En conformité avec les exigences de son cahier des charges, Gabriel Luisier, employé communal assermenté, après avoir consulté l’un des avocats conseil de la commune, dénonce en juin 2015 des actes très graves relatifs à des constructions illicites auprès des organes de la municipalité. En séance du conseil communal du 10 novembre 2015, l’exécutif composé de membres tous impliqués dans le scandale des constructions illicites à décidé formellement et matériellement de résilier le contrat de travail liant Luisier à la commune.

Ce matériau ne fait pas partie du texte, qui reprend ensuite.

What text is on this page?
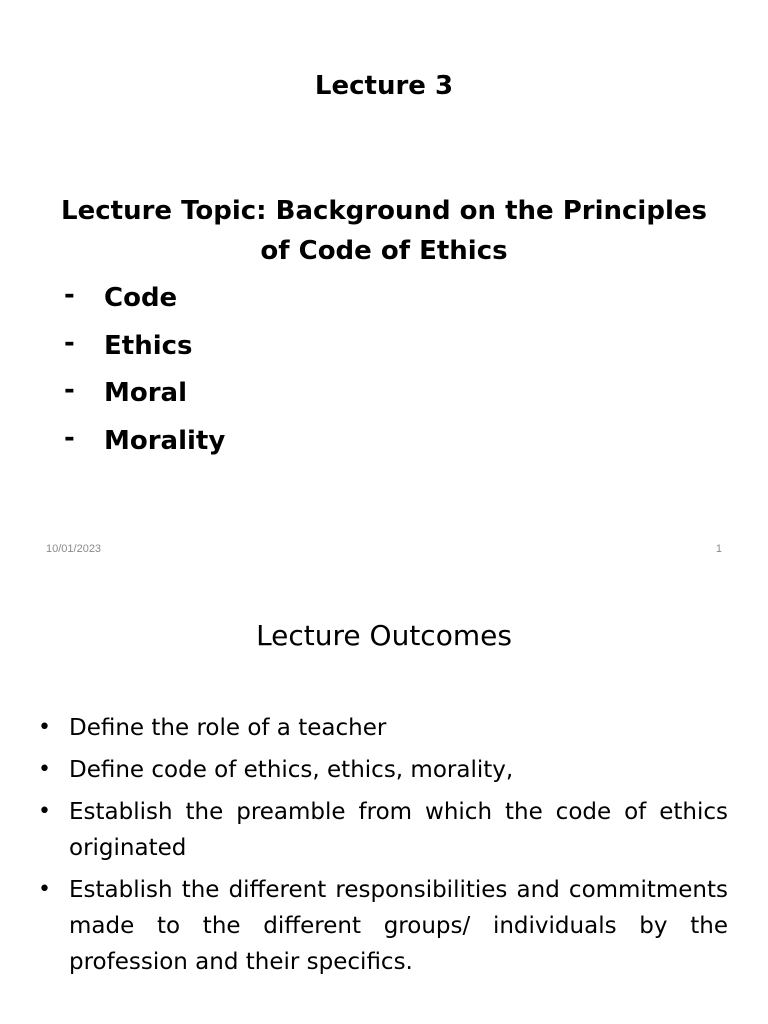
Lecture 3
Lecture Topic: Background on the Principles
of Code of Ethics
- Code
- Ethics
- Moral
- Morality
10/01/2023	1
Lecture Outcomes
• Define the role of a teacher
• Define code of ethics, ethics, morality,
• Establish the preamble from which the code of ethics originated
• Establish the different responsibilities and commitments made to the different groups/ individuals by the profession and their specifics.
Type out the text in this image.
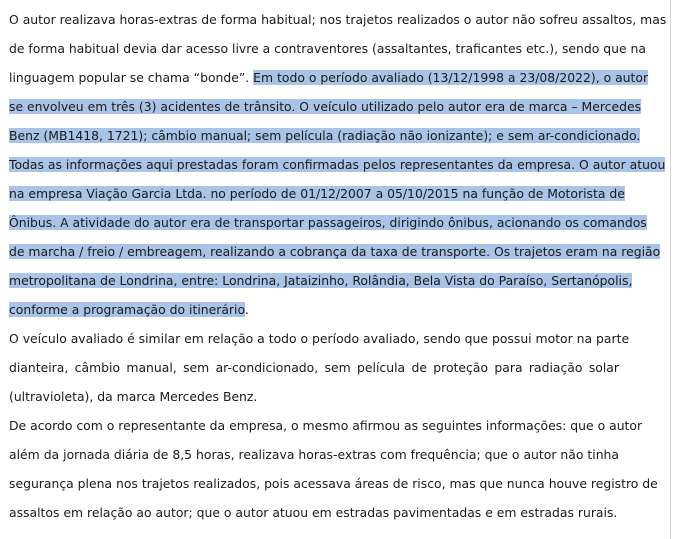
O autor realizava horas-extras de forma habitual; nos trajetos realizados o autor não sofreu assaltos, mas
de forma habitual devia dar acesso livre a contraventores (assaltantes, traficantes etc.), sendo que na
linguagem popular se chama “bonde”. Em todo o período avaliado (13/12/1998 a 23/08/2022), o autor
se envolveu em três (3) acidentes de trânsito. O veículo utilizado pelo autor era de marca – Mercedes
Benz (MB1418, 1721); câmbio manual; sem película (radiação não ionizante); e sem ar-condicionado.
Todas as informações aqui prestadas foram confirmadas pelos representantes da empresa. O autor atuou
na empresa Viação Garcia Ltda. no período de 01/12/2007 a 05/10/2015 na função de Motorista de
Ônibus. A atividade do autor era de transportar passageiros, dirigindo ônibus, acionando os comandos
de marcha / freio / embreagem, realizando a cobrança da taxa de transporte. Os trajetos eram na região
metropolitana de Londrina, entre: Londrina, Jataizinho, Rolândia, Bela Vista do Paraíso, Sertanópolis,
conforme a programação do itinerário.
O veículo avaliado é similar em relação a todo o período avaliado, sendo que possui motor na parte
dianteira, câmbio manual, sem ar-condicionado, sem película de proteção para radiação solar
(ultravioleta), da marca Mercedes Benz.
De acordo com o representante da empresa, o mesmo afirmou as seguintes informações: que o autor
além da jornada diária de 8,5 horas, realizava horas-extras com frequência; que o autor não tinha
segurança plena nos trajetos realizados, pois acessava áreas de risco, mas que nunca houve registro de
assaltos em relação ao autor; que o autor atuou em estradas pavimentadas e em estradas rurais.
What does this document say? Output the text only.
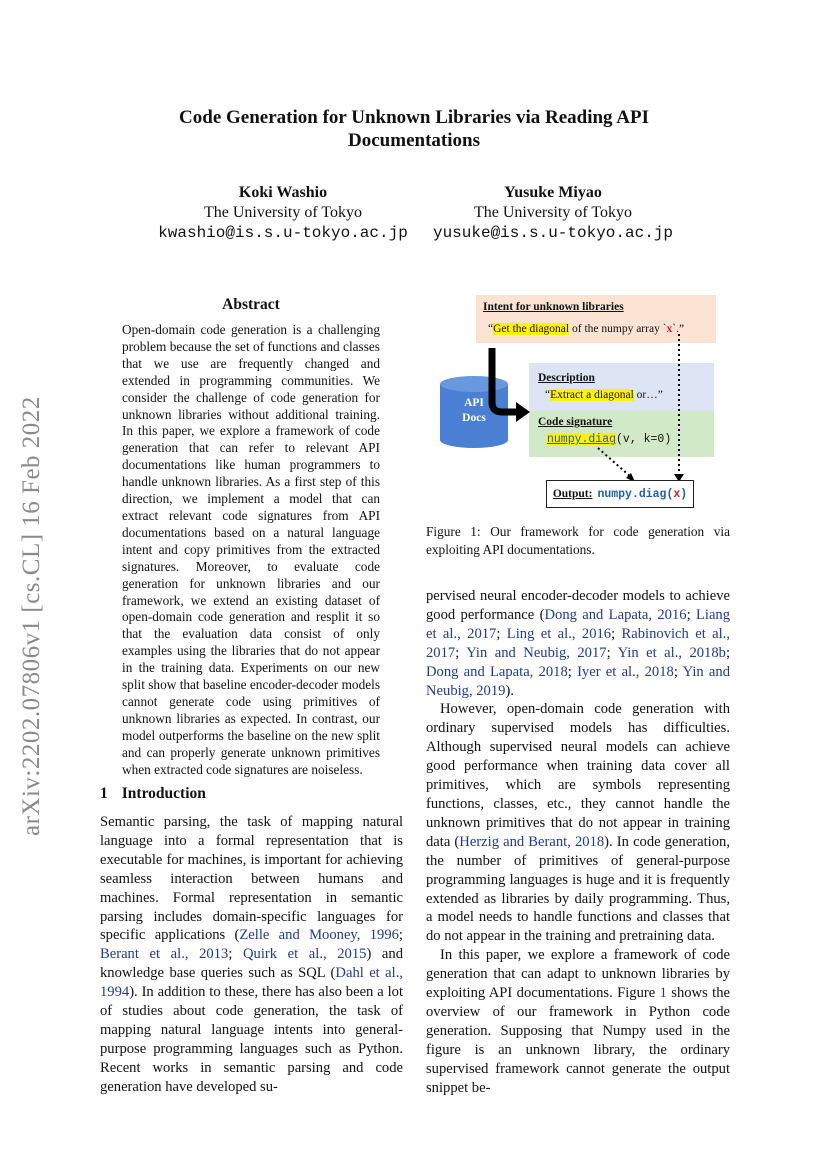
arXiv:2202.07806v1 [cs.CL] 16 Feb 2022
Code Generation for Unknown Libraries via Reading API
Documentations
Koki Washio
The University of Tokyo
kwashio@is.s.u-tokyo.ac.jp
Yusuke Miyao
The University of Tokyo
yusuke@is.s.u-tokyo.ac.jp
Abstract
Open-domain code generation is a challenging problem because the set of functions and classes that we use are frequently changed and extended in programming communities. We consider the challenge of code generation for unknown libraries without additional training. In this paper, we explore a framework of code generation that can refer to relevant API documentations like human programmers to handle unknown libraries. As a first step of this direction, we implement a model that can extract relevant code signatures from API documentations based on a natural language intent and copy primitives from the extracted signatures. Moreover, to evaluate code generation for unknown libraries and our framework, we extend an existing dataset of open-domain code generation and resplit it so that the evaluation data consist of only examples using the libraries that do not appear in the training data. Experiments on our new split show that baseline encoder-decoder models cannot generate code using primitives of unknown libraries as expected. In contrast, our model outperforms the baseline on the new split and can properly generate unknown primitives when extracted code signatures are noiseless.
1 Introduction

Semantic parsing, the task of mapping natural language into a formal representation that is executable for machines, is important for achieving seamless interaction between humans and machines. Formal representation in semantic parsing includes domain-specific languages for specific applications (Zelle and Mooney, 1996; Berant et al., 2013; Quirk et al., 2015) and knowledge base queries such as SQL (Dahl et al., 1994). In addition to these, there has also been a lot of studies about code generation, the task of mapping natural language intents into general-purpose programming languages such as Python. Recent works in semantic parsing and code generation have developed su-

Intent for unknown libraries
“Get the diagonal of the numpy array `x`.”
Description
“Extract a diagonal or…”
Code signature
numpy.diag(v, k=0)
API
Docs
Output: numpy.diag(x)
Figure 1: Our framework for code generation via exploiting API documentations.

pervised neural encoder-decoder models to achieve good performance (Dong and Lapata, 2016; Liang et al., 2017; Ling et al., 2016; Rabinovich et al., 2017; Yin and Neubig, 2017; Yin et al., 2018b; Dong and Lapata, 2018; Iyer et al., 2018; Yin and Neubig, 2019).

However, open-domain code generation with ordinary supervised models has difficulties. Although supervised neural models can achieve good performance when training data cover all primitives, which are symbols representing functions, classes, etc., they cannot handle the unknown primitives that do not appear in training data (Herzig and Berant, 2018). In code generation, the number of primitives of general-purpose programming languages is huge and it is frequently extended as libraries by daily programming. Thus, a model needs to handle functions and classes that do not appear in the training and pretraining data.

In this paper, we explore a framework of code generation that can adapt to unknown libraries by exploiting API documentations. Figure 1 shows the overview of our framework in Python code generation. Supposing that Numpy used in the figure is an unknown library, the ordinary supervised framework cannot generate the output snippet be-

Aucune information n’a été donnée à ce sujet à Luisier alors même que celui-ci avait dénoncé en sus le 9 novembre 2015 le conseiller communal Corthay pour violation de la loi sur les résidences secondaires. En date du 23 février 2016 et en date du 4 mai 2016 dans deux lettres de droit public constitutives objectivement de faux dans les titres, qui ne mentionnaient pas la séance précédente, ni le contenu, ni la date, le président et le secrétaire licenciaient l’employé communal au motif fictif d’une réorganisation et restructuration administrative inexistante, inventant par ailleurs une fausse date de résiliation dans le but d’empêcher la victime de leur forfaiture de connaître la date réelle du licenciement qui eût immanquablement conduit Luisier à faire le lien avec l’affaire des constructions illicites.
Le mensonge astucieux et l’artifice fictif évoqué comme motif sont limpides. Ce mensonge a été reconnu par le tribunal fédéral, par le tribunal cantonal, par le tribunal de l’Entremont. Sur le plan pénal, la cause est dans les mains des autorités judiciaires pénales. Le retard phénoménal encouru ne provient selon mon appréciation que du couple ineffable que j’ai amplement critiqué ici à L’1Dex composé de l’ancien procureur général Nicolas Dubuis et l’ancien procureur général Jean-Pierre Greter en charge de la première partie (2012-2016) des constructions illicites.
Tous les responsables sont présumés innocents. Les auteurs directs sont connus. Les coauteurs sont connus. Les complices sont connus.
En sus des faux dans les titres objectivement caractérisés que sont les décisions et lettres des 23 février 2016 et 4 mai 2016, il existe d’autres faux dans les titres n’ayant pas encore fait l’objet d’une analyse circonstanciée, à savoir notamment une fausse attestation d’employeur 2016 destinée à la caisse cantonale de chômage et une décision proprement abracadabrantesque du 4 mars 2025.
La commune de Val de Bsgnes a eu la bonne idée de rembourser en avril 2025 la caisse cantonale de chômage les indemnités-chômage versées par la caisse à l’employé. Elle démontre par cet acte de remboursement sa pleine et entière responsabilité. Elle ne s’est pas encore décidée à verser les montants dus à son employé si injustement maltraité accroissant ainsi le dommage.
À ce jour aucune action récursoire n’a été entreprise par la commune de Val de Bagnes contre les responsables, élus et employés.
Plusieurs autres procédures pénales sont en cours. Les infractions sont : escroquerie, faux dans les titres, faux dans les titres commis dans l’exercice de fonctions publiques, gestion déloyale des intérêts publics, abus d’autorité, entrave à l’action pénale, contrainte et, last but not least, corruption.
Si la commune de Bagnes avait eu l’intelligence de condidérer la position du médiateur en 2019 ou si les bénéficiaires principaux des actes illicites avaient l’aménité d’entendre ce que réclamait la principale victime de ce désastre institutionnel depuis la fin de l’année 2018, tout eût pu se dissoudre en bonne et saine intelligence. À l’évidence certaines âmes sont si bêtes ou si cupides, ces deux qualités pouvant s’aligner, que le Valais aura une fois de plus l’occasion d’étaler son linge sale au grand jour.